The above policy takes an average of 12.05 moves to complete a game of Chutes and Ladders, which is relatively close to the optimal value of 8 moves. The Monte Carlo approach discovered some interesting moves. For example, on the first move, our policy tells us to roll the green die. This makes sense because if we land on the 1st state, we hit a ladder and are taken all the way to 38. There are some peculiar decisions as well. For example, on square 92, it tells us that we should roll the green die. This is interesting because the green die has $\frac{1}{2}$ chance of rolling a one, which would hit a chute and take us all the way to 72. But there is a $\frac{1}{2}$ chance of rolling a five, which would lead us to finish the game in 2 moves because after a five is rolled, we would land on state 97. From there, our policy would tell us to roll the blue die, which would take us to the end.

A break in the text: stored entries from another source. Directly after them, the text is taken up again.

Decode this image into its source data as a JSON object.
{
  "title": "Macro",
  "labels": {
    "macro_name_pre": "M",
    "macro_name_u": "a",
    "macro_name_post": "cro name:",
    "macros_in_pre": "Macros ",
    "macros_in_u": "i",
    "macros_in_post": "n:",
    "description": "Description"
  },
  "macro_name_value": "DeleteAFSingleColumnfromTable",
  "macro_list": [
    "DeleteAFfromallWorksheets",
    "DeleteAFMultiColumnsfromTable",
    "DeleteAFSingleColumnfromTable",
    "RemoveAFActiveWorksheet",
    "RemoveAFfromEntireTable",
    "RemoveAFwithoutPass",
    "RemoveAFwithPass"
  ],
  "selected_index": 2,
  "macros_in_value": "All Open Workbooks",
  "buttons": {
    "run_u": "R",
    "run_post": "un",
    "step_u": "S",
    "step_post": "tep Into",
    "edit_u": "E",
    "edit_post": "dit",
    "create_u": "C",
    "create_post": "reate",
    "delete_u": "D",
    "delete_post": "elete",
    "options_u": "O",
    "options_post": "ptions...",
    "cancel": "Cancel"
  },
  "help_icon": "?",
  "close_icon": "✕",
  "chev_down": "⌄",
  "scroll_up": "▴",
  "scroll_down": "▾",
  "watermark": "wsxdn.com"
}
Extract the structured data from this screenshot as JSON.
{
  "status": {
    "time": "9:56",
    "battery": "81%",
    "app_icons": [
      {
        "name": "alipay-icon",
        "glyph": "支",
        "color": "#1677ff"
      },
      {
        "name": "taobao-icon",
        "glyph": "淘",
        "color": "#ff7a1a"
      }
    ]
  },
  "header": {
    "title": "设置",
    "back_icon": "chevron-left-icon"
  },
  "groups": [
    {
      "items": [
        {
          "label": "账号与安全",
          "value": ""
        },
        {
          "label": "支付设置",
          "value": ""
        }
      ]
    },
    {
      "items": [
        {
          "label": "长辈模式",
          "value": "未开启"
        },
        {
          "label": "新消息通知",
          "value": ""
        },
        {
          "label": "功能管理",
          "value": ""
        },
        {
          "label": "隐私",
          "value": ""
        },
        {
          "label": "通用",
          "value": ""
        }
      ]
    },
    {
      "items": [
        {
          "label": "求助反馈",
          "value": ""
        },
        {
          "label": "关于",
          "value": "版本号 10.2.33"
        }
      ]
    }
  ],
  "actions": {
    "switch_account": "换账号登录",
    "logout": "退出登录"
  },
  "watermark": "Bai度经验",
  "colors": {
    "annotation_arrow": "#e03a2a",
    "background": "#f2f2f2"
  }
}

That is an interesting choice to make, given the risk.


Although the number of moves is higher than some of the other models, the average number of moves needed to reach the end is by no means absurdly high. Monte Carlo remains an important topic in Reinforcement Learning because it is a useful approach to take on its own and is crucial in the implementation of the Q-Learning and SARSA algorithms discussed below.